In the article Cyber Safe Girl: How Not to Write a Cyber Safety e-Book, R Vaishno Bharati critiques a cyber safety e-booklet titled Cyber Safe Girl – Beti Bachao, Cyber Crime Se 3.0 that was written by a well-meaning cyber security expert and professor at the Sahyadri College of Engineering and Management and credits numerous IPS (Indian Police Service) and KSPS (Karnataka State Police Service) officers for their inputs. The author notes that the e-booklet:
uses the reductive albeit common patriarchal trope of framing women’s safety in terms of their relationships within the family, their identities constructed and understood in relation to the people around them. Furthermore, its messaging seems to be directed as much at family members — parents or guardians — who are purportedly responsible for the protection of their daughters, as women themselves. This is particularly notable given that the book credits a group of predominantly male police officers, thus foregrounding a male perspective on women’s safety while largely ignoring women’s voices and their lived experiences. In addition, the title of the book patronizingly uses the term ‘girl’ despite featuring sketches that include women of all ages. In fact, it does not address cyber safety issues experienced by children at all.

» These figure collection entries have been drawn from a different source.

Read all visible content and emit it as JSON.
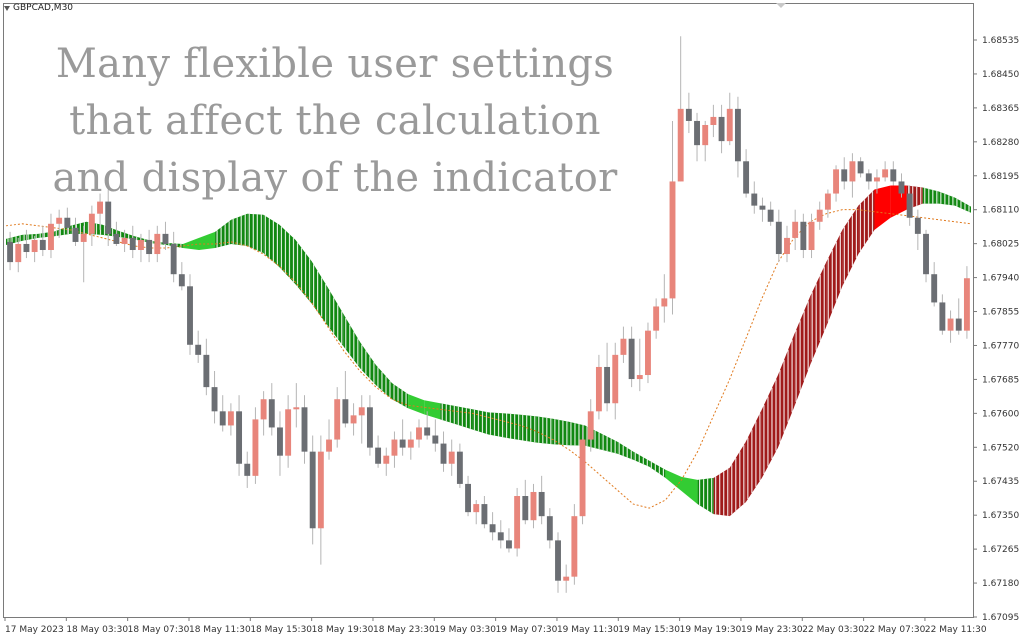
{
  "chart_data": {
    "type": "candlestick",
    "symbol": "GBPCAD,M30",
    "annotation": [
      "Many flexible user settings",
      "that affect the calculation",
      "and display of the indicator"
    ],
    "y_ticks": [
      "1.68535",
      "1.68450",
      "1.68365",
      "1.68280",
      "1.68195",
      "1.68110",
      "1.68025",
      "1.67940",
      "1.67855",
      "1.67770",
      "1.67685",
      "1.67600",
      "1.67520",
      "1.67435",
      "1.67350",
      "1.67265",
      "1.67180",
      "1.67095"
    ],
    "ylim": [
      1.6707,
      1.6859
    ],
    "x_ticks": [
      "17 May 2023",
      "18 May 03:30",
      "18 May 07:30",
      "18 May 11:30",
      "18 May 15:30",
      "18 May 19:30",
      "18 May 23:30",
      "19 May 03:30",
      "19 May 07:30",
      "19 May 11:30",
      "19 May 15:30",
      "19 May 19:30",
      "19 May 23:30",
      "22 May 03:30",
      "22 May 07:30",
      "22 May 11:30"
    ],
    "colors": {
      "bull_candle": "#e8857b",
      "bear_candle": "#6b6e73",
      "wick": "#b5b5b5",
      "band_up": "#118811",
      "band_up_bright": "#33cc33",
      "band_down": "#a01a1a",
      "band_down_bright": "#ff0000",
      "dotted_line": "#e07a1f"
    },
    "grid": false,
    "candles": [
      [
        1.68,
        1.68025,
        1.6793,
        1.6795
      ],
      [
        1.6795,
        1.6801,
        1.67925,
        1.67995
      ],
      [
        1.67995,
        1.6803,
        1.6796,
        1.67975
      ],
      [
        1.67975,
        1.68015,
        1.6795,
        1.68005
      ],
      [
        1.68005,
        1.6804,
        1.67965,
        1.6798
      ],
      [
        1.6798,
        1.6807,
        1.6796,
        1.68045
      ],
      [
        1.68045,
        1.6808,
        1.6801,
        1.6806
      ],
      [
        1.6806,
        1.68085,
        1.6802,
        1.68035
      ],
      [
        1.68035,
        1.6806,
        1.6799,
        1.68
      ],
      [
        1.68,
        1.6804,
        1.679,
        1.6802
      ],
      [
        1.6802,
        1.6809,
        1.6799,
        1.6807
      ],
      [
        1.6807,
        1.6812,
        1.6803,
        1.681
      ],
      [
        1.681,
        1.6813,
        1.6799,
        1.6802
      ],
      [
        1.6802,
        1.6805,
        1.6799,
        1.67995
      ],
      [
        1.67995,
        1.6803,
        1.67975,
        1.6801
      ],
      [
        1.6801,
        1.6804,
        1.6796,
        1.6798
      ],
      [
        1.6798,
        1.6802,
        1.6795,
        1.68005
      ],
      [
        1.68005,
        1.6803,
        1.6795,
        1.6797
      ],
      [
        1.6797,
        1.6804,
        1.6795,
        1.6802
      ],
      [
        1.6802,
        1.6805,
        1.6798,
        1.67995
      ],
      [
        1.67995,
        1.68025,
        1.679,
        1.6792
      ],
      [
        1.6792,
        1.6795,
        1.6788,
        1.6789
      ],
      [
        1.6789,
        1.6792,
        1.6772,
        1.67745
      ],
      [
        1.67745,
        1.6778,
        1.677,
        1.6772
      ],
      [
        1.6772,
        1.6776,
        1.6762,
        1.6764
      ],
      [
        1.6764,
        1.6768,
        1.6755,
        1.6758
      ],
      [
        1.6758,
        1.6762,
        1.6753,
        1.67545
      ],
      [
        1.67545,
        1.676,
        1.6752,
        1.6758
      ],
      [
        1.6758,
        1.6762,
        1.6742,
        1.6745
      ],
      [
        1.6745,
        1.6748,
        1.6739,
        1.6742
      ],
      [
        1.6742,
        1.6759,
        1.674,
        1.6756
      ],
      [
        1.6756,
        1.6763,
        1.6752,
        1.6761
      ],
      [
        1.6761,
        1.6765,
        1.6752,
        1.6754
      ],
      [
        1.6754,
        1.6758,
        1.6742,
        1.6747
      ],
      [
        1.6747,
        1.6762,
        1.6744,
        1.67585
      ],
      [
        1.67585,
        1.6765,
        1.6754,
        1.6759
      ],
      [
        1.6759,
        1.6762,
        1.6745,
        1.6748
      ],
      [
        1.6748,
        1.6752,
        1.6725,
        1.6729
      ],
      [
        1.6729,
        1.6752,
        1.672,
        1.6748
      ],
      [
        1.6748,
        1.6756,
        1.6746,
        1.6751
      ],
      [
        1.6751,
        1.6764,
        1.6749,
        1.6761
      ],
      [
        1.6761,
        1.6768,
        1.6754,
        1.6755
      ],
      [
        1.6755,
        1.676,
        1.6752,
        1.6757
      ],
      [
        1.6757,
        1.6762,
        1.675,
        1.6759
      ],
      [
        1.6759,
        1.6762,
        1.6747,
        1.6749
      ],
      [
        1.6749,
        1.6752,
        1.6744,
        1.6745
      ],
      [
        1.6745,
        1.6749,
        1.6742,
        1.6747
      ],
      [
        1.6747,
        1.6753,
        1.6744,
        1.6751
      ],
      [
        1.6751,
        1.6756,
        1.6747,
        1.6749
      ],
      [
        1.6749,
        1.6753,
        1.6746,
        1.6751
      ],
      [
        1.6751,
        1.6756,
        1.6749,
        1.6754
      ],
      [
        1.6754,
        1.6758,
        1.6751,
        1.6752
      ],
      [
        1.6752,
        1.6756,
        1.6748,
        1.675
      ],
      [
        1.675,
        1.6753,
        1.6743,
        1.6745
      ],
      [
        1.6745,
        1.6751,
        1.6742,
        1.6748
      ],
      [
        1.6748,
        1.675,
        1.6739,
        1.674
      ],
      [
        1.674,
        1.6742,
        1.6732,
        1.6733
      ],
      [
        1.6733,
        1.6736,
        1.673,
        1.6735
      ],
      [
        1.6735,
        1.6737,
        1.6729,
        1.673
      ],
      [
        1.673,
        1.6733,
        1.6726,
        1.6728
      ],
      [
        1.6728,
        1.6731,
        1.6724,
        1.6726
      ],
      [
        1.6726,
        1.6729,
        1.6723,
        1.6724
      ],
      [
        1.6724,
        1.6739,
        1.6722,
        1.6737
      ],
      [
        1.6737,
        1.6741,
        1.673,
        1.6731
      ],
      [
        1.6731,
        1.674,
        1.6729,
        1.6738
      ],
      [
        1.6738,
        1.6742,
        1.673,
        1.6732
      ],
      [
        1.6732,
        1.6734,
        1.6724,
        1.6726
      ],
      [
        1.6726,
        1.6728,
        1.6713,
        1.6716
      ],
      [
        1.6716,
        1.672,
        1.6713,
        1.6717
      ],
      [
        1.6717,
        1.6735,
        1.6715,
        1.6732
      ],
      [
        1.6732,
        1.6754,
        1.673,
        1.6751
      ],
      [
        1.6751,
        1.6761,
        1.6748,
        1.6758
      ],
      [
        1.6758,
        1.6772,
        1.6756,
        1.6769
      ],
      [
        1.6769,
        1.6775,
        1.6758,
        1.676
      ],
      [
        1.676,
        1.6775,
        1.6756,
        1.6772
      ],
      [
        1.6772,
        1.6779,
        1.677,
        1.6776
      ],
      [
        1.6776,
        1.6779,
        1.6764,
        1.6766
      ],
      [
        1.6766,
        1.6776,
        1.6763,
        1.6767
      ],
      [
        1.6767,
        1.678,
        1.6765,
        1.6778
      ],
      [
        1.6778,
        1.6786,
        1.6776,
        1.6784
      ],
      [
        1.6784,
        1.6792,
        1.678,
        1.6786
      ],
      [
        1.6786,
        1.683,
        1.6782,
        1.6815
      ],
      [
        1.6815,
        1.6851,
        1.6815,
        1.6833
      ],
      [
        1.6833,
        1.6837,
        1.6827,
        1.683
      ],
      [
        1.683,
        1.6832,
        1.682,
        1.6824
      ],
      [
        1.6824,
        1.683,
        1.682,
        1.6829
      ],
      [
        1.6829,
        1.6834,
        1.6826,
        1.6831
      ],
      [
        1.6831,
        1.6834,
        1.6822,
        1.6825
      ],
      [
        1.6825,
        1.6837,
        1.6824,
        1.6833
      ],
      [
        1.6833,
        1.6836,
        1.6816,
        1.682
      ],
      [
        1.682,
        1.6823,
        1.6811,
        1.6812
      ],
      [
        1.6812,
        1.6815,
        1.6807,
        1.6809
      ],
      [
        1.6809,
        1.6811,
        1.6805,
        1.6808
      ],
      [
        1.6808,
        1.681,
        1.6804,
        1.6805
      ],
      [
        1.6805,
        1.6808,
        1.6795,
        1.6797
      ],
      [
        1.6797,
        1.6804,
        1.6795,
        1.6801
      ],
      [
        1.6801,
        1.6808,
        1.6798,
        1.6805
      ],
      [
        1.6805,
        1.6807,
        1.6796,
        1.6798
      ],
      [
        1.6798,
        1.6807,
        1.6796,
        1.6805
      ],
      [
        1.6805,
        1.681,
        1.6803,
        1.6808
      ],
      [
        1.6808,
        1.6813,
        1.6806,
        1.6812
      ],
      [
        1.6812,
        1.6819,
        1.681,
        1.6818
      ],
      [
        1.6818,
        1.6821,
        1.6813,
        1.6815
      ],
      [
        1.6815,
        1.6822,
        1.6811,
        1.682
      ],
      [
        1.682,
        1.6821,
        1.6816,
        1.6817
      ],
      [
        1.6817,
        1.6818,
        1.6813,
        1.6815
      ],
      [
        1.6815,
        1.6818,
        1.6812,
        1.6816
      ],
      [
        1.6816,
        1.682,
        1.6815,
        1.6818
      ],
      [
        1.6818,
        1.682,
        1.6814,
        1.6815
      ],
      [
        1.6815,
        1.6817,
        1.6811,
        1.6812
      ],
      [
        1.6812,
        1.6814,
        1.6804,
        1.6806
      ],
      [
        1.6806,
        1.6808,
        1.6798,
        1.6802
      ],
      [
        1.6802,
        1.6803,
        1.679,
        1.6792
      ],
      [
        1.6792,
        1.6795,
        1.6784,
        1.6785
      ],
      [
        1.6785,
        1.6787,
        1.6777,
        1.6778
      ],
      [
        1.6778,
        1.6783,
        1.6775,
        1.6781
      ],
      [
        1.6781,
        1.6786,
        1.6777,
        1.6778
      ],
      [
        1.6778,
        1.6794,
        1.6776,
        1.6791
      ]
    ],
    "indicator": {
      "mid": [
        1.68,
        1.6801,
        1.68015,
        1.6802,
        1.6803,
        1.68035,
        1.6803,
        1.6802,
        1.6801,
        1.68,
        1.67995,
        1.6799,
        1.67995,
        1.68005,
        1.68025,
        1.6803,
        1.6802,
        1.6799,
        1.6795,
        1.679,
        1.6784,
        1.6778,
        1.6772,
        1.6767,
        1.6763,
        1.67605,
        1.6759,
        1.6758,
        1.6757,
        1.6756,
        1.6755,
        1.67545,
        1.6754,
        1.67535,
        1.6753,
        1.67525,
        1.6752,
        1.67505,
        1.6749,
        1.6747,
        1.6745,
        1.67425,
        1.674,
        1.6738,
        1.6737,
        1.6738,
        1.6743,
        1.675,
        1.6758,
        1.6768,
        1.6778,
        1.6787,
        1.6796,
        1.6803,
        1.6808,
        1.681,
        1.6811,
        1.68115,
        1.6811,
        1.681,
        1.6808
      ],
      "width": [
        0.00015,
        0.00015,
        0.0001,
        0.00012,
        0.0002,
        0.0003,
        0.00025,
        0.00015,
        8e-05,
        6e-05,
        5e-05,
        0.0001,
        0.0003,
        0.0004,
        0.0006,
        0.0008,
        0.00095,
        0.00105,
        0.0011,
        0.00105,
        0.00095,
        0.0008,
        0.00065,
        0.0005,
        0.0004,
        0.00035,
        0.00035,
        0.0004,
        0.00045,
        0.0005,
        0.00055,
        0.0006,
        0.00063,
        0.00065,
        0.00063,
        0.00058,
        0.0005,
        0.0004,
        0.0003,
        0.0002,
        0.00015,
        0.0002,
        0.00035,
        0.0006,
        0.0009,
        0.0012,
        0.0015,
        0.0017,
        0.0018,
        0.0018,
        0.0017,
        0.0016,
        0.0014,
        0.0012,
        0.001,
        0.0008,
        0.0006,
        0.0004,
        0.0003,
        0.0002,
        0.00015
      ],
      "dotted": [
        1.6804,
        1.68045,
        1.6804,
        1.68035,
        1.6803,
        1.6802,
        1.6801,
        1.68,
        1.6799,
        1.67985,
        1.67985,
        1.6799,
        1.67995,
        1.67995,
        1.68,
        1.6799,
        1.6797,
        1.6794,
        1.679,
        1.6785,
        1.6779,
        1.6773,
        1.6768,
        1.6764,
        1.6761,
        1.67595,
        1.6759,
        1.67585,
        1.6758,
        1.67575,
        1.67565,
        1.67555,
        1.67545,
        1.6753,
        1.6751,
        1.67485,
        1.67455,
        1.6742,
        1.67385,
        1.6735,
        1.6734,
        1.6736,
        1.6741,
        1.6748,
        1.6757,
        1.6766,
        1.6776,
        1.6786,
        1.6795,
        1.6801,
        1.6805,
        1.6807,
        1.6808,
        1.6808,
        1.68075,
        1.6807,
        1.68065,
        1.6806,
        1.68055,
        1.6805,
        1.68045
      ]
    }
  }
}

another comment from the author of this critique:
Many of the incidents mentioned in the book are not specific to women, and yet, the book seems to suggest that women need to take additional precautions to make themselves safe when accessing online spaces. This is not to say that women do not experience cybercrimes or a disproportionately more hostile online space on account of their gender and other intersecting social identities. However, some of the solutions offered by the book — such as installing and updating anti-virus software, creating strong passwords, and being wary of phishing emails and messages — are practices that all internet users need to be aware of, regardless of their gender identity.
The book presents steps and measures that women can take in order to avoid being in situations that lead to gender-based violence, harassment, trolling etc. The sketches warn women of the dangers of cyberspace, making the predominant tone of the book not one of empowerment but of fear and danger. It equates safety with caution — women will be safe if they do not put themselves in unsafe situations — and places the onus of safety, through self-policing, on women themselves. By calling people to action with its subtitle of ‘save the daughter’, the safety manual enlists families into this act of policing, thus adapting the patriarchal control and surveillance of women’s bodies in offline spaces for the digital age.
And one more excerpt:
the book’s narrative of fear and danger can significantly discourage women from using the internet, especially those who are new users of information and communication technologies (ICTs). In a country like India, where girls and women often find their access to digital spaces already restricted, the narrative of fear would spread faster than the access to technology.
Seems like quite a miss opportunity.
The critique was published online from Bot Populi.
I have been participating in online communities since the 1990s. I was not targeted with online harassment until just a few years ago. I hesitate to share these stories because I'm afraid of scaring women away from participating online. We need MORE women online. We need MORE women taking up space, online and onsite.